Buber Jonathan, Assenza Gabriele Egidy, Huang Alice, Valente Anne Marie, Emani Sitaram M, Gauvreau Kimberlee, Marshal Audrey C, McElhinney Doff B, Landzberg Michael J
Department of Cardiology, Boston Children's Hospital, Boston, MA, United States.
Department of Cardiology, Boston Children's Hospital, Boston, MA, United States.
Int J Cardiol. 2014 Aug 20;175(3):455-63. doi: 10.1016/j.ijcard.2014.06.023. Epub 2014 Jun 28.
Subpulmonary ventricular outflow conduits are utilized routinely to repair complex congenital cardiac abnormalities, but are limited by the inevitable degeneration and need for reintervention. Data on conduit durability and propensity to dysfunction in the adult population are limited.
The study included 288 consecutive patients ≥18 years of age who were evaluated between 1991 and 2010 after placement of a ≥18 mm conduit. Freedom from hemodynamic conduit dysfunction served as our primary outcome. Freedom from reintervention, overall mortality and heart transplantation were also evaluated.
Median age at conduit implant was 19 years and median follow-up duration was 13 years. Probabilities of survival without conduit dysfunction and reintervention at 5, 10 and 15 years were 87%, 63%, and 49%, and 95%, 81%, and 56%, respectively. Smaller conduit diameter (18-20mm) was associated with lower probability of survival without dysfunction in the entire study cohort, with prominent effects in patients in both the lowest and the highest age quartiles. Other parameters with similar associations were higher BMI, native anatomy of tetralogy of Fallot or truncus arteriosus, and active smoking.

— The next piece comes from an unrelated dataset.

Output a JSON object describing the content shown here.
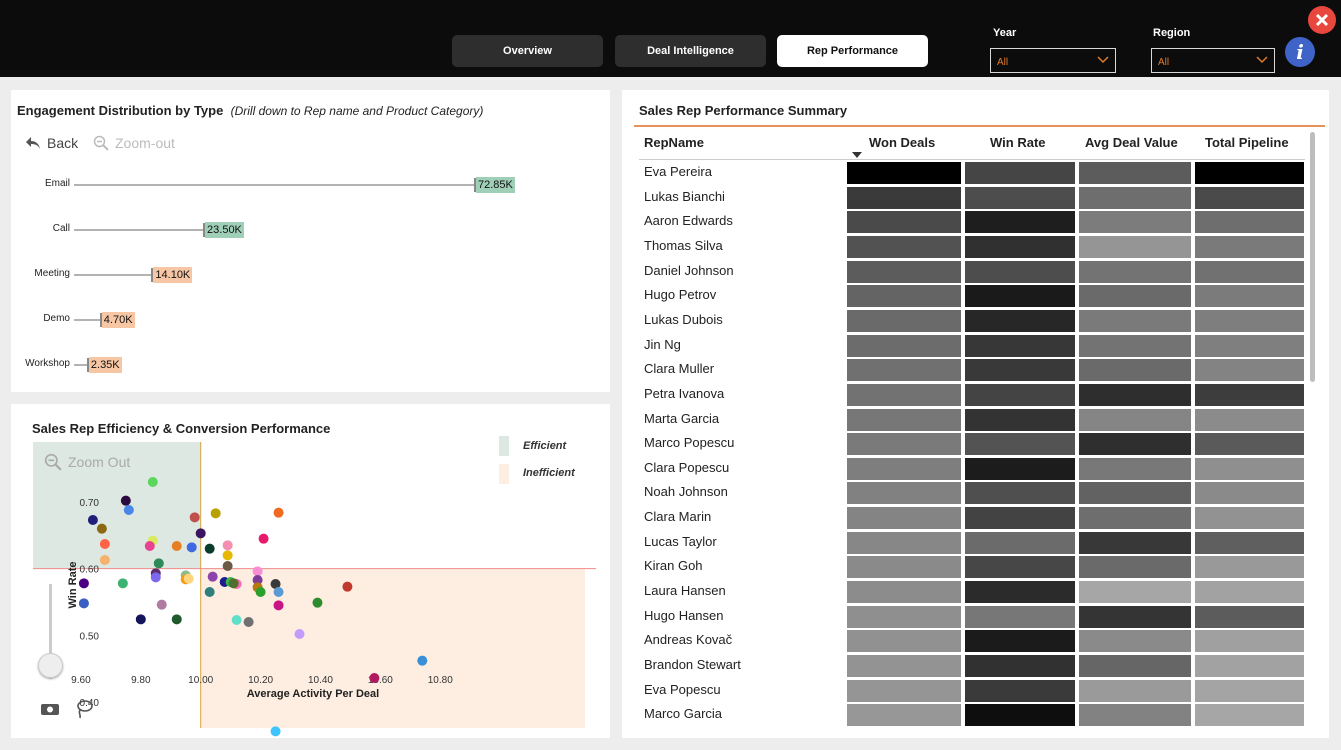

Adult congenital heart disease patients with conduit diameter ≥18 mm had an approximately 50% chance of developing hemodynamic conduit dysfunction and undergoing conduit reintervention by 15 years of post-implant, and a 30% likelihood of undergoing conduit reoperation in the same time frame. The importance of these data is underscored by the increasing number of adults with congenital heart diseases seeking care and the recent advances in transcatheter valve replacement for dysfunctional conduits.
肺动脉下心室流出道管道常用于修复复杂先天性心脏畸形,但受到不可避免的退变以及需要再次干预的限制。关于该管道在成人患者中的耐久性和功能障碍倾向的数据有限。
该研究纳入了288例年龄≥18岁的连续患者,这些患者在1991年至2010年间接受了≥18mm管道植入术后接受评估。血流动力学管道功能障碍的无事件生存率作为主要结局。还评估了再次干预的无事件生存率、总死亡率和心脏移植情况。
管道植入时的中位年龄为19岁,中位随访时间为13年。5年、10年和15年无管道功能障碍和再次干预的生存概率分别为87%、63%和49%,以及95%、81%和56%。在整个研究队列中,较小的管道直径(18 - 20mm)与无功能障碍生存的较低概率相关,在年龄最低和最高四分位数的患者中影响显著。其他具有类似关联的参数包括较高的体重指数、法洛四联症或动脉干的原生解剖结构以及主动吸烟。
管道直径≥18mm的成人先天性心脏病患者在植入后15年时发生血流动力学管道功能障碍并接受管道再次干预的概率约为50%,在同一时间段内接受管道再次手术的可能性为30%。随着寻求治疗的先天性心脏病成人数量不断增加以及功能障碍管道经导管瓣膜置换术的最新进展,这些数据的重要性得到了凸显。